Product: TITANIUM DIOXIDE RUTILE R6628 INDUSTRY TIO2 POWDER. Origin: Jindi Industrial Park, Dacheng County, Langfang City, Hebei Province. It’s a general-purpose, multifunctional rutile TiO2 with zirconium, aluminum, and organic surface treatment—narrow particle size distribution, high whiteness, and notably solid weatherability. Common in coatings, plastics, rubber, inks. Many customers say dispersion is forgiving, which saves a pass in high-speed grind. That said, real-world results still depend on your binder system and let-down protocol.
| Crystal form | Rutile |
| TiO2 content | ≥ 93% ≈ (ISO 591-1 R2 class) |
| Surface treatment | ZrO2 / Al2O3 + organic |
| Whiteness (L) | ≥ 97.5 (ISO 7724) |
| Oil absorption | 17–22 g/100g (ISO 787-5) |
| pH (aqueous) | 6.5–8.5 (ISO 787-9) |
| Specific gravity | ≈ 4.1 g/cm³ |
titanium dioxide b101 is often requested as a baseline spec in RFQs; R-6628 fits that “general-purpose rutile with weather resistance” slot. In exterior alkyds or PU, I’ve seen gloss retention hold up better than some economy TiO2s—surprisingly close to a few international brand-name benchmarks.
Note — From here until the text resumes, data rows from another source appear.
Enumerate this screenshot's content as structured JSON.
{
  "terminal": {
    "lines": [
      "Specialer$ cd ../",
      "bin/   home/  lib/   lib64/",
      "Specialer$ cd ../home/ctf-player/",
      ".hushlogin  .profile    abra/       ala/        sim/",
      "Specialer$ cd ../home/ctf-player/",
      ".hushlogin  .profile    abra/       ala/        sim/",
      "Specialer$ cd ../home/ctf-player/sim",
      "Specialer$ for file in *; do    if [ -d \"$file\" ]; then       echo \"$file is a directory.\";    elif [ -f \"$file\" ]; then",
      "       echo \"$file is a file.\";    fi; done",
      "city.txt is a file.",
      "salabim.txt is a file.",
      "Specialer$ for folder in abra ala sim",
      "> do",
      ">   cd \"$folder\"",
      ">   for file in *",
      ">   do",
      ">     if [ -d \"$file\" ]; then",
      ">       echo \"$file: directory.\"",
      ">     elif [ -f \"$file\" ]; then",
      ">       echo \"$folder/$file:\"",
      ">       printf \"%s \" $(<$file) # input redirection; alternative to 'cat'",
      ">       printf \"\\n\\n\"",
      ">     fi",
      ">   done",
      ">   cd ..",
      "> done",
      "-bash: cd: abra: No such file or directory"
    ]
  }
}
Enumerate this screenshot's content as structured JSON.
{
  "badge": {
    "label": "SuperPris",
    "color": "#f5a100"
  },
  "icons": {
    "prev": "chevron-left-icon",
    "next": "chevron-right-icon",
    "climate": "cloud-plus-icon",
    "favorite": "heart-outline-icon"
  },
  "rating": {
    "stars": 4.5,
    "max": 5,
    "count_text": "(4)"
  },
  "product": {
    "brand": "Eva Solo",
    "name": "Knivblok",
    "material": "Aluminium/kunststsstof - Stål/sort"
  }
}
Process (simplified): selected ilmenite → sulfate-route conversion (commonly) → calcination to rutile → micronizing and classifying → Zr/Al inorganic coating → organic treatment → post-milling QC. Tests: ISO 591-1 classification, ISO 787 series (oil absorption, moisture, pH), ISO 7724 color, ISO 2813 gloss, and accelerated weathering (ASTM G154 QUV). Service life: interior coatings essentially long-term; exterior coatings 7–12 years gloss/color stability in quality binders (mid-latitude exposure; maintenance cycles apply).
| Grade | Whiteness (L) | Tint strength | Weathering | Notes |
|---|---|---|---|---|
| R-6628 (Hebei) | ≈ 97.5–98.2 | High | Exterior-capable | Balanced cost-performance |
| titanium dioxide b101 (generic) | ≈ 97–98 | Medium–High | General-purpose | Used as RFQ baseline |
| International R902-type | ≈ 98+ | High | Premium exterior | Higher price index |
Custom tweaks: hydrophilic vs. hydrophobic balance, organic treatment level for dispersion, tighter d50 if you’re chasing satin finishes, packaging (25 kg bags or drums). Certifications/Docs often available: ISO 9001, REACH, RoHS, MSDS, and batch COAs. I’d ask for QUV and salt-spray snapshots if you’re doing exterior metalwork.
Request three lots, run let-down in your binder matrix, test per ISO 7724 and G154. Compare against your incumbent and a premium control. If results align, lock in a rolling forecast—pigment consistency over time matters more than a one-off star batch.